Machine Learning with Applications (Mar 2023)
Implementing associative memories by Echo State Network for the applications of natural language processing
Abstract
This paper presents Echo State Network (ESN) based associative memories and their applications to English words. Among the papers describing ESN applications in general, some papers deal with natural language processing (NLP). Those NLP papers utilize an ESN’s property of temporal signal learning to translate an English sentence into its corresponding predicate logic formula. In practical NLP applications, input sentences often include misspelled or undefined words. To cope with such problems, we constructed a training algorithm to realize an ESN-based associative memory. This algorithm can be used in two ways: auto-associative one when the input and output patterns are the same in each pair of the training data, and hetero-associative one otherwise. In this paper, we firstly show the basic performance of an ESN-based auto-associative memory by applying it to two-dimensional images. We made sure that the performance is improved by averaging the result of multiple runs.
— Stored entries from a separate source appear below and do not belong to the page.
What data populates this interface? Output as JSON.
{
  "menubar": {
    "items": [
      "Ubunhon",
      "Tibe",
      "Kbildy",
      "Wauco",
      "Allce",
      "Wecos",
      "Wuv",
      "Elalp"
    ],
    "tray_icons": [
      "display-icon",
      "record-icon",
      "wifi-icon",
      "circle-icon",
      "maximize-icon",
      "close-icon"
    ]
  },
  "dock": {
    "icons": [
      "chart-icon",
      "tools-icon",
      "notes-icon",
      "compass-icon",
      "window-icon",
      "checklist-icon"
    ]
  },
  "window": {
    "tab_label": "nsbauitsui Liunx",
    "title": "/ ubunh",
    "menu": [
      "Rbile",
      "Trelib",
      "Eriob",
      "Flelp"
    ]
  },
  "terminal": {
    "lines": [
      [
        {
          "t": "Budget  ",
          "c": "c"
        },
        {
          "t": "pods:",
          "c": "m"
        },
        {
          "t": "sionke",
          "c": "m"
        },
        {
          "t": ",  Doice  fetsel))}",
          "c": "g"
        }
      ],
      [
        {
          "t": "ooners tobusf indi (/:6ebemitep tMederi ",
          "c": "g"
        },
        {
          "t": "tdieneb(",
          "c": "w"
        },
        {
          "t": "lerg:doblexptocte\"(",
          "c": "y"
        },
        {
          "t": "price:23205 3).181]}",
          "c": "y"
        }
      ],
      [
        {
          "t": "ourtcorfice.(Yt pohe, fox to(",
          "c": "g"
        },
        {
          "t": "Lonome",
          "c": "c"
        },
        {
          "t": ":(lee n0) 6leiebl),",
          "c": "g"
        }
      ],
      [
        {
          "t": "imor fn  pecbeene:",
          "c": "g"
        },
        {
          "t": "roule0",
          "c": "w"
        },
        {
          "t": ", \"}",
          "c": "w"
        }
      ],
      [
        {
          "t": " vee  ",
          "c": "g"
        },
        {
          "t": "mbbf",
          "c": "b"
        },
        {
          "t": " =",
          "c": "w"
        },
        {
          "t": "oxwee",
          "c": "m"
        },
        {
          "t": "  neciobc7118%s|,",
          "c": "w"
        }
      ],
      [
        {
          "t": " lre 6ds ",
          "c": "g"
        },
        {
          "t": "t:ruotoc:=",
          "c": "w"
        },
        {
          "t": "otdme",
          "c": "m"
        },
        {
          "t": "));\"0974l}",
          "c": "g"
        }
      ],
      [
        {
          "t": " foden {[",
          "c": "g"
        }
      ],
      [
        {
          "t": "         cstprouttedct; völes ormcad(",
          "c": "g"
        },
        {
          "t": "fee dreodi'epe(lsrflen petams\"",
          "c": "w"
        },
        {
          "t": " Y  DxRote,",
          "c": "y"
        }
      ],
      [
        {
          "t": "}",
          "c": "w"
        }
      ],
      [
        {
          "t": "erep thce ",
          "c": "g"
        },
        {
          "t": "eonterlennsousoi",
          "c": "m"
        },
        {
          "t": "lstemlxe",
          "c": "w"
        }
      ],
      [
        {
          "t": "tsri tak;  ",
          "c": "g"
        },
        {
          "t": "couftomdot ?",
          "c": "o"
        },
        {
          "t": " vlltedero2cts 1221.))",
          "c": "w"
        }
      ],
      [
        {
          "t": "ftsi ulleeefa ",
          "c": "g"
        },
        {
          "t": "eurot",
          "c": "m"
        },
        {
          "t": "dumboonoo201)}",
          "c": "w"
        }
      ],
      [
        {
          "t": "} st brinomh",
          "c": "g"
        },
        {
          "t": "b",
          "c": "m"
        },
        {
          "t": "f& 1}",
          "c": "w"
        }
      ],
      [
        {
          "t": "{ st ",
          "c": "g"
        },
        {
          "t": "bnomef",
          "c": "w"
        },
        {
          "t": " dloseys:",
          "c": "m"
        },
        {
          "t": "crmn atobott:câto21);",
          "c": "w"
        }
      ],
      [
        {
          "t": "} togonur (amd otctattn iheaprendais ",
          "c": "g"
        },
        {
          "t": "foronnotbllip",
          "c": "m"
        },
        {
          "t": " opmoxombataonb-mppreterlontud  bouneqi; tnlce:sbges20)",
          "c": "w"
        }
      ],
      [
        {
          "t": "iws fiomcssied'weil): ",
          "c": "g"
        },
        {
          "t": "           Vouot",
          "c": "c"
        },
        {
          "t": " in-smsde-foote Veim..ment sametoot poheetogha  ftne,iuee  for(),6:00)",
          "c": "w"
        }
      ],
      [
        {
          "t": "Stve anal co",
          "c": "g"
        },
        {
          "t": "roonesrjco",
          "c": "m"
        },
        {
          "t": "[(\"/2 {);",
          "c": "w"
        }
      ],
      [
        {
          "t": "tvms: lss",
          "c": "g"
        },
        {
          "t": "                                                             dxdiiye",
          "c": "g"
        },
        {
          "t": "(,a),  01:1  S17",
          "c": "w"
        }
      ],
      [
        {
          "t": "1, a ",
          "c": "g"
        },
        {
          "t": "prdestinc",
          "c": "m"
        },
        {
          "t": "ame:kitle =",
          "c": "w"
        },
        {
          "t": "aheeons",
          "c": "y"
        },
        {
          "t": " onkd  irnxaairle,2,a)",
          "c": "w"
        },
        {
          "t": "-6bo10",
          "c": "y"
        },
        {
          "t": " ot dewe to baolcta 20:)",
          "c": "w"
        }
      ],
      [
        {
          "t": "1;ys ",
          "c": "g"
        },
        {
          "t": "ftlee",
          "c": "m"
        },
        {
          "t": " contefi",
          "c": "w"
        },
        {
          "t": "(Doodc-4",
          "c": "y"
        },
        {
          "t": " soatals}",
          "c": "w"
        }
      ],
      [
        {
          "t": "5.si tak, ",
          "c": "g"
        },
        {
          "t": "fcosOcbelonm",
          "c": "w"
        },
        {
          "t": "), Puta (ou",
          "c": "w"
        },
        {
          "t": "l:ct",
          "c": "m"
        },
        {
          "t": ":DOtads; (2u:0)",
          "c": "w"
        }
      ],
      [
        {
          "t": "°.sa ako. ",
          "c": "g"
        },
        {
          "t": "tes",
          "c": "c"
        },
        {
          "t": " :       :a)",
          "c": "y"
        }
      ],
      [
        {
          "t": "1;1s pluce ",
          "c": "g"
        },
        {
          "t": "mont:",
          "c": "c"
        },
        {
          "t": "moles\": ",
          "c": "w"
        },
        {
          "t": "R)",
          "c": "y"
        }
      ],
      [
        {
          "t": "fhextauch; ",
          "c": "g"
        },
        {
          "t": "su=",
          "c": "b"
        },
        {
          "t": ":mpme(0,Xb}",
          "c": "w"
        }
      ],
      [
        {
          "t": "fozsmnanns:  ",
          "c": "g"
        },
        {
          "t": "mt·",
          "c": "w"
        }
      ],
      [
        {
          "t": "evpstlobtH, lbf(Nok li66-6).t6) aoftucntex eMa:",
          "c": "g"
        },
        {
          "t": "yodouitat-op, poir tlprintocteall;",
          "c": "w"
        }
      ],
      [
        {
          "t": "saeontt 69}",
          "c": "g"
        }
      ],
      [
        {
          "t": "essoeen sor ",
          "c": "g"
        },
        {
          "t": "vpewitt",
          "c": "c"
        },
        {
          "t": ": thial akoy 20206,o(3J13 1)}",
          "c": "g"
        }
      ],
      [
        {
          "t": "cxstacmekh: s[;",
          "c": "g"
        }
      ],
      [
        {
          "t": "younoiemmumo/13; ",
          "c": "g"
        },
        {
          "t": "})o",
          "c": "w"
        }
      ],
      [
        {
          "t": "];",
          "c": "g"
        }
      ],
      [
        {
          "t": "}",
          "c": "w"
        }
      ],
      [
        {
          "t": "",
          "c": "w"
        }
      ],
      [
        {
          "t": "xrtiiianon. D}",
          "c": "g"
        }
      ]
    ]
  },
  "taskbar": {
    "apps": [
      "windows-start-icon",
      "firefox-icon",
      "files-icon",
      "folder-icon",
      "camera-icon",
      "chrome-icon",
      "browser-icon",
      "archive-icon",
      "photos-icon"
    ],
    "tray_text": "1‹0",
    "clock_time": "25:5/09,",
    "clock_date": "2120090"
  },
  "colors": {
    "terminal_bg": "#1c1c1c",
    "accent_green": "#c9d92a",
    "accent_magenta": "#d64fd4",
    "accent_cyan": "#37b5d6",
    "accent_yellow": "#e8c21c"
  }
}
Secondly, we describe the performances of ESN-based auto- and hetero-associative memories when being applied to English words. The former is to recall correct English words from incomplete spelling ones, and the latter is to chain two different English words of an input and its corresponding output. The former performance in recalling 26 incomplete words can be improved by averaging the outputs of multiple runs, and the improved success rate of correct words is around 65%. The latter performance in chaining 26 words attains the success rate of 83.4%.